J'ai tellement aimé ce Tonino qui se dévoile et qui donne à voir la palette de ses goûts (je connaissais sa passion pour le cinéma) et de ses dégoûts (j'ignorais son aversion pour les livres qu'il a finalement découverts sur le tard). J'ai aimé redécouvrir les membres de sa famille sous son regard. J'ai tellement compris son ressenti pour l'avoir vécu moi-même (en tant qu'aînée d'un père immigré Italien arrivé en France en 1958 et qui ne savait que signer son nom). J'ai aimé son récit des vacances italiennes avec les paquets de café dans les bagages (mon père, lui, jouait l'américain avec sa Ford Taunus verte métallisée et offrait des barbecues géants à tout le pâté de maisons. J'ai compris son dédain pour le ciociaro et son respect pour la vraie langue italienne (notamment celle qu'on apprend à la lumière des textes des grands auteurs). J'ai regretté d'apprendre son isolement (mais je peux tellement le comprendre) et je me suis amusée à lire les potentiels destins américain et italien de sa famille si... son père avait pris la bonne décision au bon moment. Petite pirouette pour dire que se dévoiler n'a qu'un temps, et que seule la fiction est la seule qui vaille !

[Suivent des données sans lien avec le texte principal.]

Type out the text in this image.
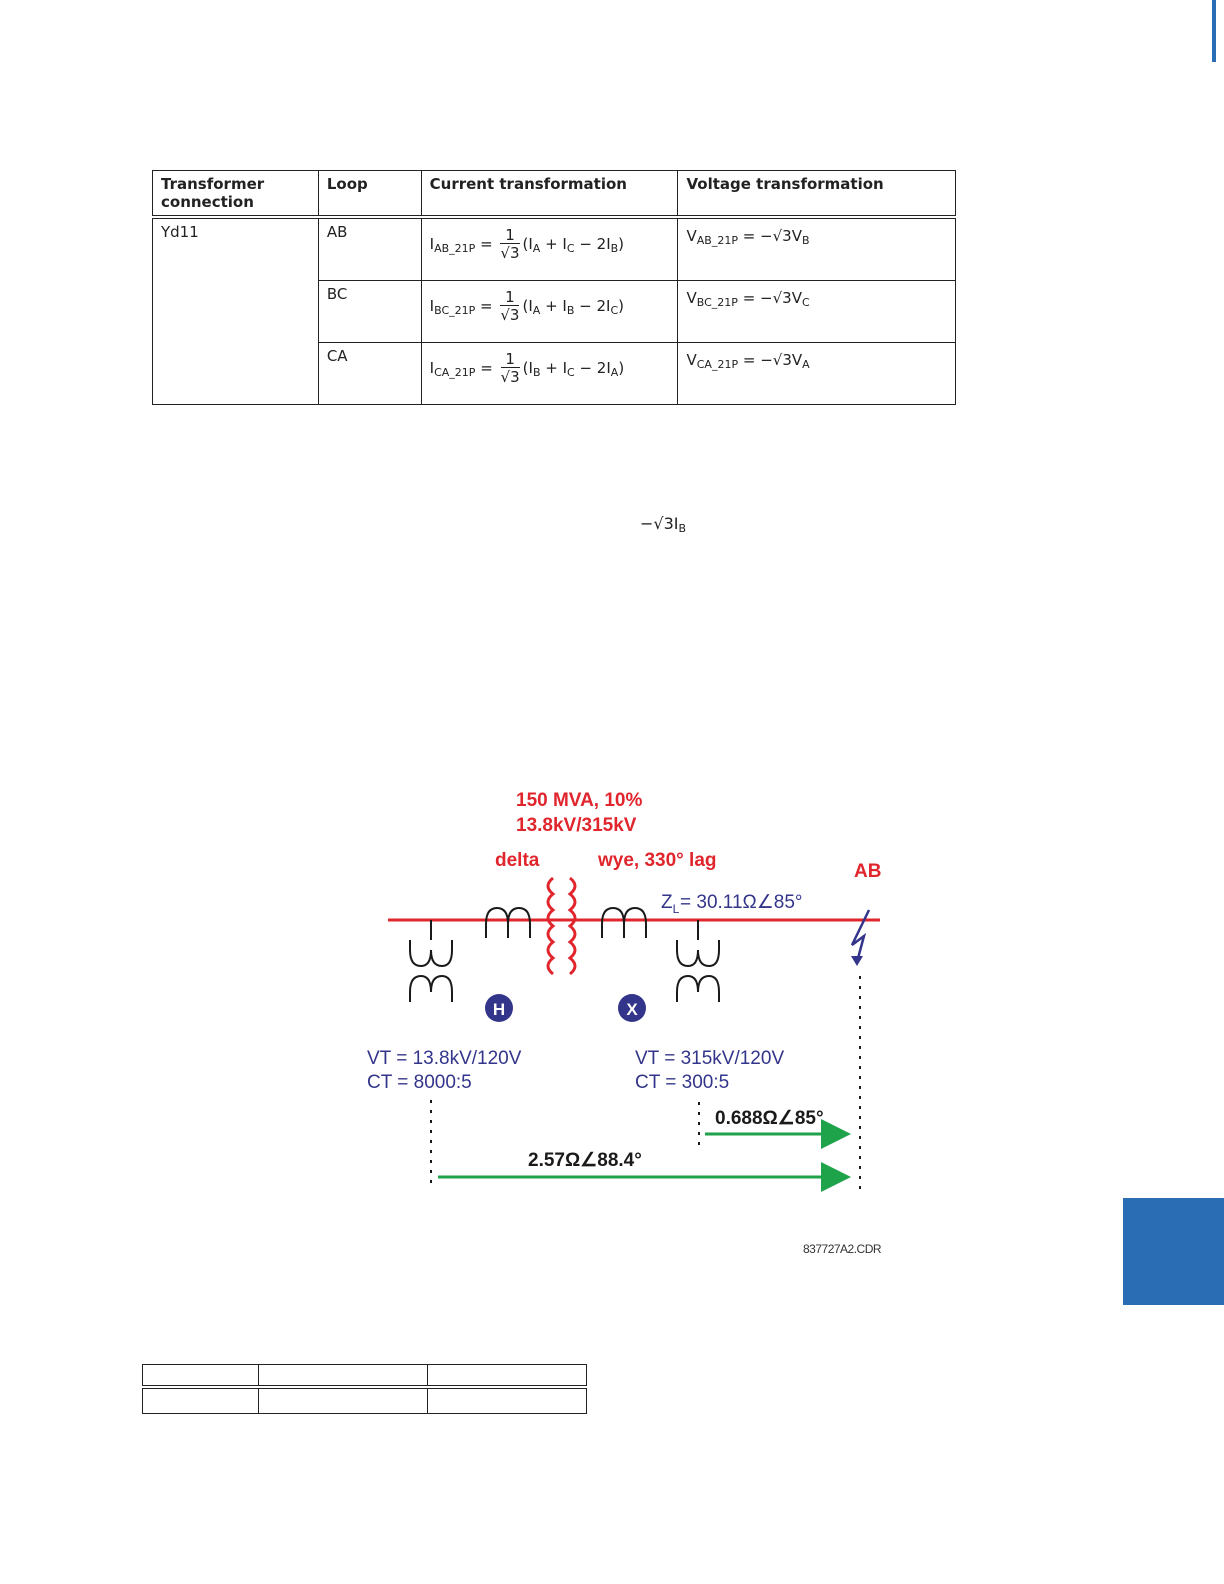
Transformer connection	Loop	Current transformation	Voltage transformation
Yd11	AB	$I_{AB\_21P} = \frac{1}{√3} (I_A + I_C - 2I_B)$	$V_{AB\_21P} = -√3V_B$

	BC	$I_{BC\_21P} = \frac{1}{√3} (I_A + I_B - 2I_C)$	$V_{BC\_21P} = -√3V_C$

	CA	$I_{CA\_21P} = \frac{1}{√3} (I_B + I_C - 2I_A)$	$V_{CA\_21P} = -√3V_A$
$-√3I_B$
150 MVA, 10%
13.8kV/315kV
delta	wye, 330° lag
AB
$Z_L$ = 30.11Ω∠85°
H	X
VT = 13.8kV/120V
CT = 8000:5
VT = 315kV/120V
CT = 300:5
0.688Ω∠85°
2.57Ω∠88.4°
837727A2.CDR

Bref, si vous connaissez l'auteur, vous aimerez découvrir au travers de
Porca Miseria l'homme fragile, mais aussi déterminé qu'il est.
Et je ne doute pas un seul instant que si vous découvrez, pour la première fois,
Tonino Benacquista à travers son autobiographie, vous aurez à coeur de découvrir, très vite, ses nombreuses et très célèbres fictions dont certaines lui ont valu de nombreuses récompenses.